Nouvelle inédite :
Le grand Manitou
#lecturealamaison
Allongée sur le dos, les yeux fermés, la bouche ouverte, Rosalie invoquait toutes sortes d’images mentales pour tenter de se transporter ailleurs.
L’esprit en vadrouille, elle égrenait son chapelet d’images d’Épinal. Un verger en fleurs. Une plage bretonne au couchant. Un petit pont de bois enjambant un ruisseau de montagne.
Et c’est le timbre de la voix qui la guidait dans ses tentatives de fuite pour échapper au lieu.
Dix-sept ans déjà qu’elle connaissait cette voix-là, enjouée et formidablement rassurante.
S’il n’y avait pas eu le bruit de la roulette, elle se serait crue au nirvana, Rosalie.
Tantôt ça fredonnait, tantôt ça sifflotait –du classique ou de la variété– mais toujours la voix exhalait la bonne humeur avec l’efficacité d’un diffuseur d’ambiance.
Dix-sept ans déjà que la voix l’envoûtait. La seule voix capable de lui faire oublier sa phobie du dentiste.
Le dentiste de Rosalie avait en effet la plus jolie voix du monde. Une voix capable de faire passer un moment de torture pour un moment de volupté. Sous l’emprise de la voix magique du grand manitou, Rosalie s’abandonnait, confiante.
La première fois que Rosalie avait franchi le seuil de son cabinet, elle avait pris soin d’avaler une heure auparavant un calmant pour tenter de gérer la panique qui s’emparait d’elle sitôt qu’elle poussait la porte d’un cabinet dentaire.
Un jour que l’attente s’était prolongée chez son précédent dentiste, la panique avait tellement monté qu’elle avait feint de recevoir un appel urgent sur son portable et avait déguerpi sans demander son reste devant la secrétaire incrédule.
Mais malgré la prise de calmant de la patiente, le nouveau dentiste de Rosalie avait remarqué la terreur qu’on pouvait lire sur son visage lors de son premier rendez-vous, il y a dix-sept ans de cela. Et lui qui était de nature tactile, avait pris soin d’installer la patiente terrorisée en la guidant des deux mains. Il l’avait d’abord doucement poussée vers le fauteuil en effectuant de petits mouvements circulaires au niveau de ses omoplates. Rosalie, ça l’avait instantanément rassurée qu’il la touche, comme si ses mains de grand manitou avaient le pouvoir de capturer un peu de la panique qui l’habitait.
Quand il lui avait expliqué après la radiographie que la dent était bien vivante et qu’il allait devoir procéder à une anesthésie pour accéder à la carie sous l’amalgame, Rosalie avait cru qu’il plaisantait pour lui faire peur. Mais il ne lui avait pas laissé le temps d’alimenter sa panique. Déjà il préparait les instruments de torture en continuant à lui faire la conversation, comme s’ils étaient tous les deux au café du coin à papoter gentiment.

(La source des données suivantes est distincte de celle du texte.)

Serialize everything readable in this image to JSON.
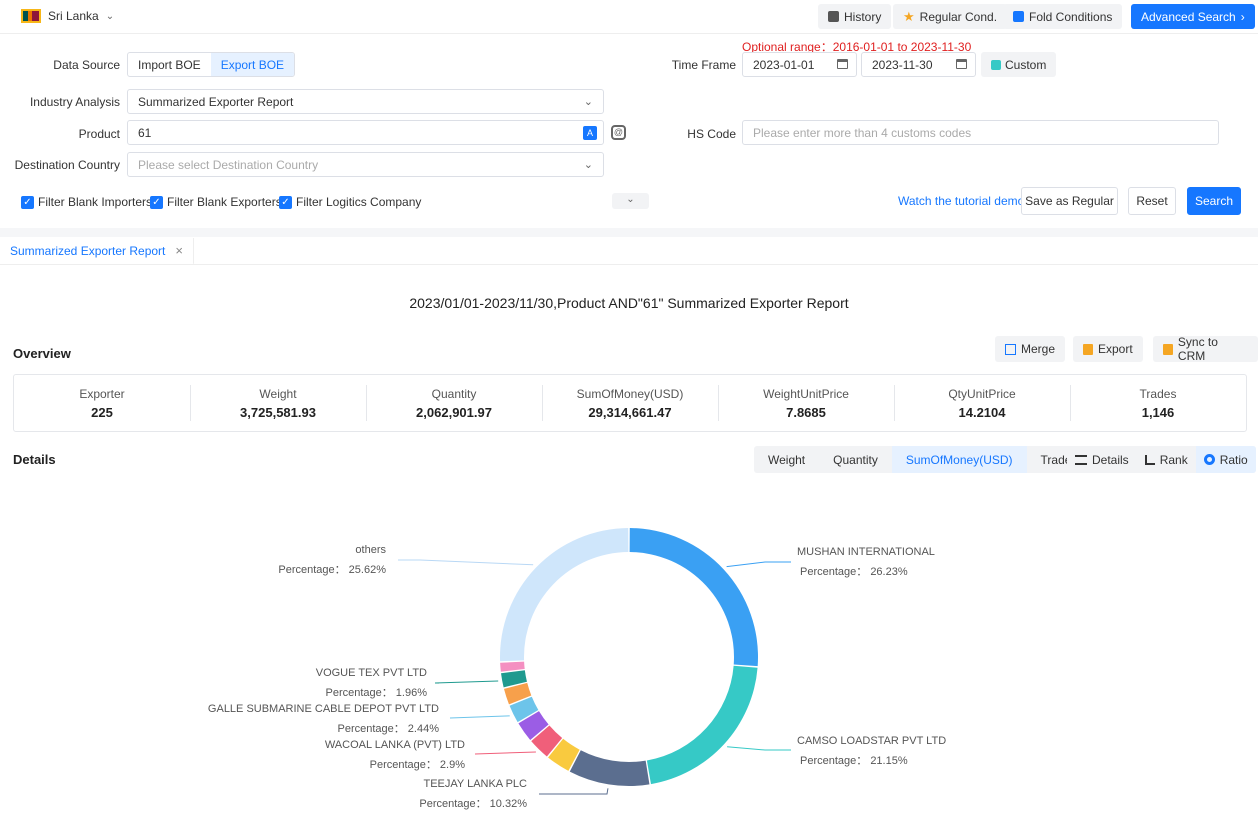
{
  "topbar": {
    "country": "Sri Lanka",
    "history": "History",
    "regular_cond": "Regular Cond.",
    "fold_conditions": "Fold Conditions",
    "advanced_search": "Advanced Search"
  },
  "filters": {
    "optional_range": "Optional range：2016-01-01 to 2023-11-30",
    "data_source_label": "Data Source",
    "data_source_options": [
      "Import BOE",
      "Export BOE"
    ],
    "data_source_selected": "Export BOE",
    "time_frame_label": "Time Frame",
    "start_date": "2023-01-01",
    "end_date": "2023-11-30",
    "custom": "Custom",
    "industry_label": "Industry Analysis",
    "industry_value": "Summarized Exporter Report",
    "product_label": "Product",
    "product_value": "61",
    "hs_label": "HS Code",
    "hs_placeholder": "Please enter more than 4 customs codes",
    "dest_label": "Destination Country",
    "dest_placeholder": "Please select Destination Country",
    "checks": [
      "Filter Blank Importers",
      "Filter Blank Exporters",
      "Filter Logitics Company"
    ],
    "tutorial": "Watch the tutorial demo",
    "save_regular": "Save as Regular",
    "reset": "Reset",
    "search": "Search"
  },
  "tab": {
    "label": "Summarized Exporter Report"
  },
  "report": {
    "title": "2023/01/01-2023/11/30,Product AND\"61\" Summarized Exporter Report",
    "overview": "Overview",
    "merge": "Merge",
    "export": "Export",
    "sync": "Sync to CRM",
    "stats": [
      {
        "label": "Exporter",
        "value": "225"
      },
      {
        "label": "Weight",
        "value": "3,725,581.93"
      },
      {
        "label": "Quantity",
        "value": "2,062,901.97"
      },
      {
        "label": "SumOfMoney(USD)",
        "value": "29,314,661.47"
      },
      {
        "label": "WeightUnitPrice",
        "value": "7.8685"
      },
      {
        "label": "QtyUnitPrice",
        "value": "14.2104"
      },
      {
        "label": "Trades",
        "value": "1,146"
      }
    ],
    "details": "Details",
    "metric_tabs": [
      "Weight",
      "Quantity",
      "SumOfMoney(USD)",
      "Trades"
    ],
    "metric_selected": "SumOfMoney(USD)",
    "view_tabs": [
      "Details",
      "Rank",
      "Ratio"
    ],
    "view_selected": "Ratio"
  },
  "chart_data": {
    "type": "pie",
    "donut": true,
    "percentage_label": "Percentage：",
    "slices": [
      {
        "name": "MUSHAN INTERNATIONAL",
        "value": 26.23,
        "color": "#3aa0f3",
        "labeled": true
      },
      {
        "name": "CAMSO LOADSTAR PVT LTD",
        "value": 21.15,
        "color": "#36c9c6",
        "labeled": true
      },
      {
        "name": "TEEJAY LANKA PLC",
        "value": 10.32,
        "color": "#5b6e8f",
        "labeled": true
      },
      {
        "name": "",
        "value": 3.2,
        "color": "#f9ca3f",
        "labeled": false
      },
      {
        "name": "WACOAL LANKA (PVT) LTD",
        "value": 2.9,
        "color": "#f05f7a",
        "labeled": true
      },
      {
        "name": "",
        "value": 2.7,
        "color": "#9b5de5",
        "labeled": false
      },
      {
        "name": "GALLE SUBMARINE CABLE DEPOT PVT LTD",
        "value": 2.44,
        "color": "#6dc4ea",
        "labeled": true
      },
      {
        "name": "",
        "value": 2.2,
        "color": "#f7a04b",
        "labeled": false
      },
      {
        "name": "VOGUE TEX PVT LTD",
        "value": 1.96,
        "color": "#1f9a8f",
        "labeled": true
      },
      {
        "name": "",
        "value": 1.3,
        "color": "#f48fc1",
        "labeled": false
      },
      {
        "name": "others",
        "value": 25.62,
        "color": "#cfe6fb",
        "labeled": true
      }
    ],
    "percent_text": {
      "MUSHAN INTERNATIONAL": "26.23%",
      "CAMSO LOADSTAR PVT LTD": "21.15%",
      "TEEJAY LANKA PLC": "10.32%",
      "WACOAL LANKA (PVT) LTD": "2.9%",
      "GALLE SUBMARINE CABLE DEPOT PVT LTD": "2.44%",
      "VOGUE TEX PVT LTD": "1.96%",
      "others": "25.62%"
    }
  }
}
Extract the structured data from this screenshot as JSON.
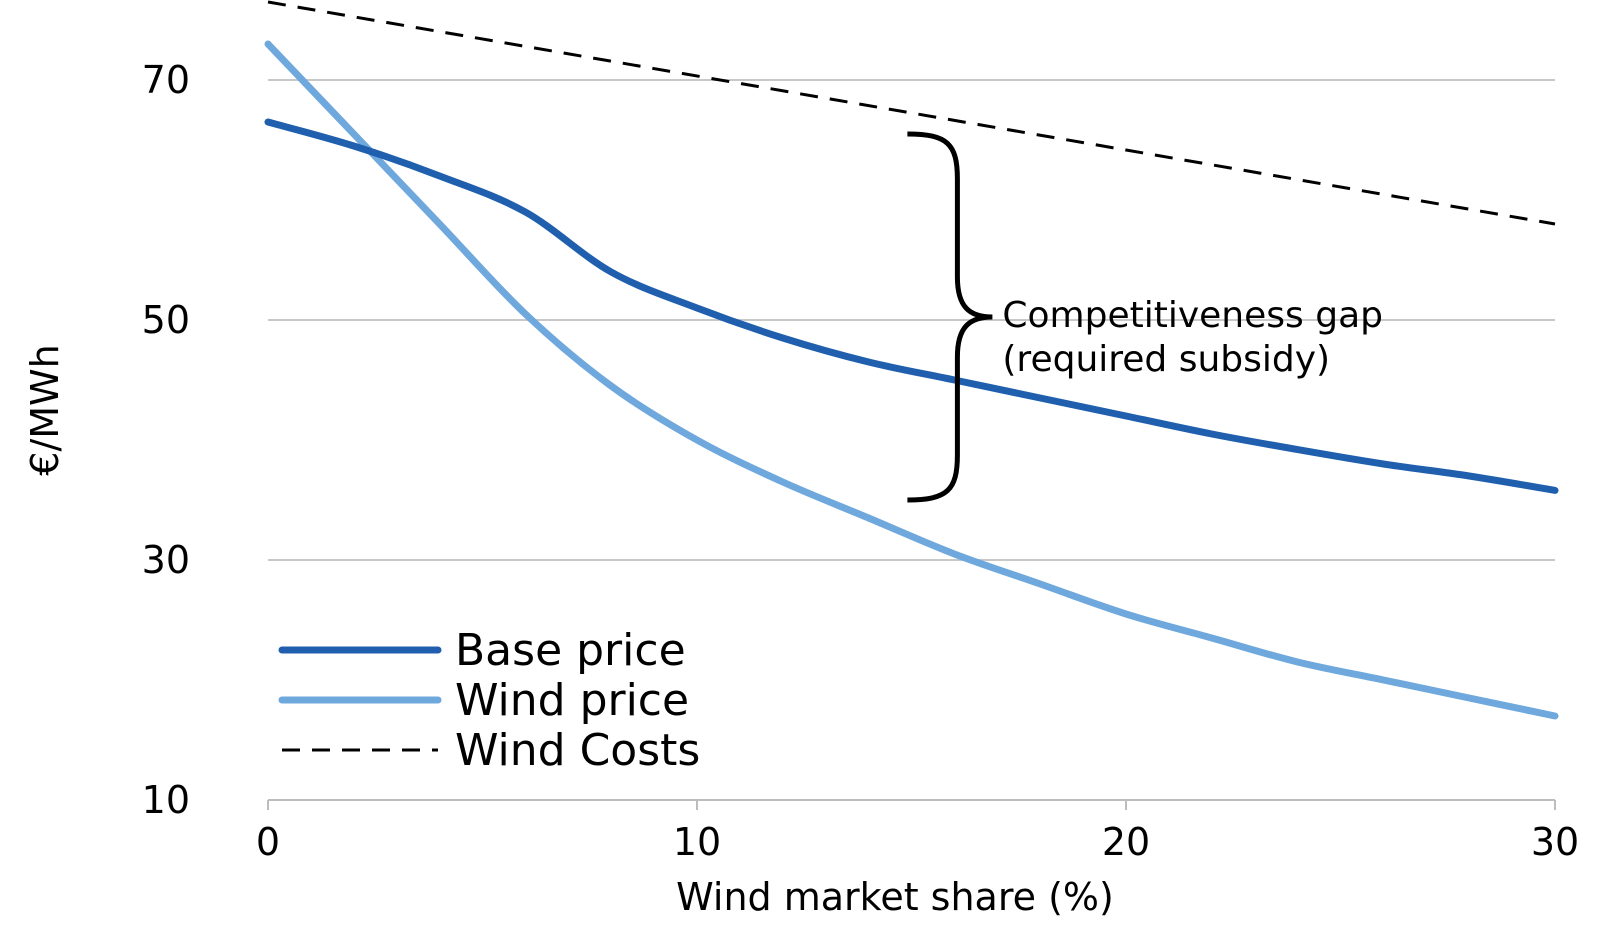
{
  "chart_data": {
    "type": "line",
    "xlabel": "Wind market share (%)",
    "ylabel": "€/MWh",
    "xlim": [
      0,
      30
    ],
    "ylim": [
      10,
      70
    ],
    "x_ticks": [
      0,
      10,
      20,
      30
    ],
    "y_ticks": [
      10,
      30,
      50,
      70
    ],
    "grid": "horizontal",
    "legend_position": "bottom-left",
    "series": [
      {
        "name": "Base price",
        "color": "#1f5fae",
        "style": "solid",
        "x": [
          0,
          2,
          4,
          6,
          8,
          10,
          12,
          14,
          16,
          18,
          20,
          22,
          24,
          26,
          28,
          30
        ],
        "y": [
          66.5,
          64.5,
          62,
          59,
          54,
          51,
          48.5,
          46.5,
          45,
          43.5,
          42,
          40.5,
          39.2,
          38,
          37,
          35.8
        ]
      },
      {
        "name": "Wind price",
        "color": "#6fa8dc",
        "style": "solid",
        "x": [
          0,
          2,
          4,
          6,
          8,
          10,
          12,
          14,
          16,
          18,
          20,
          22,
          24,
          26,
          28,
          30
        ],
        "y": [
          73,
          65.5,
          58,
          50.5,
          44.5,
          40,
          36.5,
          33.5,
          30.5,
          28,
          25.5,
          23.5,
          21.5,
          20,
          18.5,
          17
        ]
      },
      {
        "name": "Wind Costs",
        "color": "#000000",
        "style": "dashed",
        "x": [
          0,
          30
        ],
        "y": [
          76.5,
          58
        ]
      }
    ],
    "annotations": [
      {
        "type": "brace",
        "x": 16,
        "y_from": 35,
        "y_to": 65.5,
        "line1": "Competitiveness gap",
        "line2": "(required subsidy)"
      }
    ]
  }
}
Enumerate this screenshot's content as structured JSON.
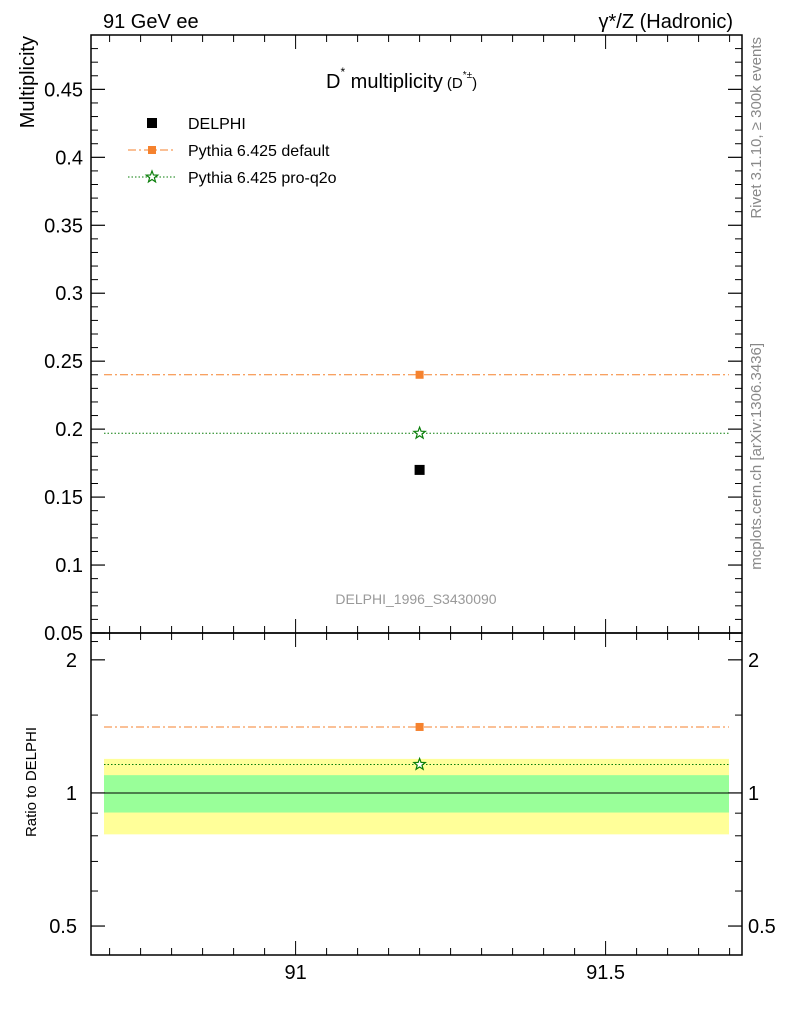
{
  "header": {
    "left": "91 GeV ee",
    "right": "γ*/Z (Hadronic)"
  },
  "side_labels": {
    "top": "Rivet 3.1.10, ≥ 300k events",
    "bottom": "mcplots.cern.ch [arXiv:1306.3436]"
  },
  "chart_data": [
    {
      "panel": "main",
      "type": "scatter",
      "title": "D* multiplicity (D*±)",
      "title_parts": {
        "main": "D",
        "sup": "*",
        "rest": " multiplicity",
        "sub_open": "(D",
        "sub_sup": "*±",
        "sub_close": ")"
      },
      "ylabel": "Multiplicity",
      "watermark": "DELPHI_1996_S3430090",
      "xlim": [
        90.67,
        91.72
      ],
      "ylim": [
        0.05,
        0.49
      ],
      "yticks": [
        0.05,
        0.1,
        0.15,
        0.2,
        0.25,
        0.3,
        0.35,
        0.4,
        0.45
      ],
      "ytick_labels": [
        "0.05",
        "0.1",
        "0.15",
        "0.2",
        "0.25",
        "0.3",
        "0.35",
        "0.4",
        "0.45"
      ],
      "grid": false,
      "legend_position": "top-left",
      "series": [
        {
          "name": "DELPHI",
          "kind": "data",
          "marker": "square",
          "color": "#000000",
          "x": [
            91.2
          ],
          "y": [
            0.17
          ]
        },
        {
          "name": "Pythia 6.425 default",
          "kind": "mc",
          "marker": "square",
          "line": "dash-dot",
          "color": "#f5822e",
          "x": [
            91.2
          ],
          "y": [
            0.24
          ]
        },
        {
          "name": "Pythia 6.425 pro-q2o",
          "kind": "mc",
          "marker": "star",
          "line": "dotted",
          "color": "#0a7e0a",
          "x": [
            91.2
          ],
          "y": [
            0.197
          ]
        }
      ]
    },
    {
      "panel": "ratio",
      "type": "line",
      "ylabel": "Ratio to DELPHI",
      "xlim": [
        90.67,
        91.72
      ],
      "ylim": [
        0.43,
        2.3
      ],
      "xticks": [
        91,
        91.5
      ],
      "xtick_labels": [
        "91",
        "91.5"
      ],
      "yticks": [
        0.5,
        1,
        2
      ],
      "ytick_labels": [
        "0.5",
        "1",
        "2"
      ],
      "bands": [
        {
          "name": "total uncertainty",
          "color": "#ffff99",
          "range": [
            0.806,
            1.194
          ]
        },
        {
          "name": "stat uncertainty",
          "color": "#99ff99",
          "range": [
            0.903,
            1.097
          ]
        }
      ],
      "series": [
        {
          "name": "Pythia 6.425 default",
          "marker": "square",
          "line": "dash-dot",
          "color": "#f5822e",
          "x": [
            91.2
          ],
          "y": [
            1.41
          ]
        },
        {
          "name": "Pythia 6.425 pro-q2o",
          "marker": "star",
          "line": "dotted",
          "color": "#0a7e0a",
          "x": [
            91.2
          ],
          "y": [
            1.16
          ]
        }
      ],
      "reference_line": 1
    }
  ]
}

Sans cesser de lui parler de ses vacances, il avait piqué la gencive avec la seringue et poussé légèrement sur le piston pour injecter une infime quantité du produit anesthésiant. Rapide comme l’éclair, il avait retiré la seringue et s’était mis à lui masser doucement la gencive avec l’index pour laisser au produit le temps de se diffuser et de faire son effet. Pendant que l’index massait la gencive, le pouce caressait machinalement la joue, alors que la voix lui offrait une description panoramique du lac d’Annecy. Et quand la gencive fut insensible, alors seulement il reprit la seringue pour injecter le reste du produit anesthésiant.
Rosalie commençait à en connaître un rayon sur le lac d’Annecy, et au moment où il actionna la roulette, il changea de disque. Instantanément elle se visualisa en jolie bergère tout là-haut sur la colline zaî zaî zaî. Les yeux toujours fermés, elle se concentrait sur la voix et le sifflotement qui couvraient le bruit anxiogène de la fraiseuse. D’habitude quand on lui meulait une dent, le sifflement caractéristique de la turbine la projetait au cœur d’un forage de mine de diamants au fin fond de l’Afrique du Sud, et, de terreur, elle suait à grosses gouttes. Dans le cauchemar récurrent elle était la roche que le disque de la meule creusait inlassablement.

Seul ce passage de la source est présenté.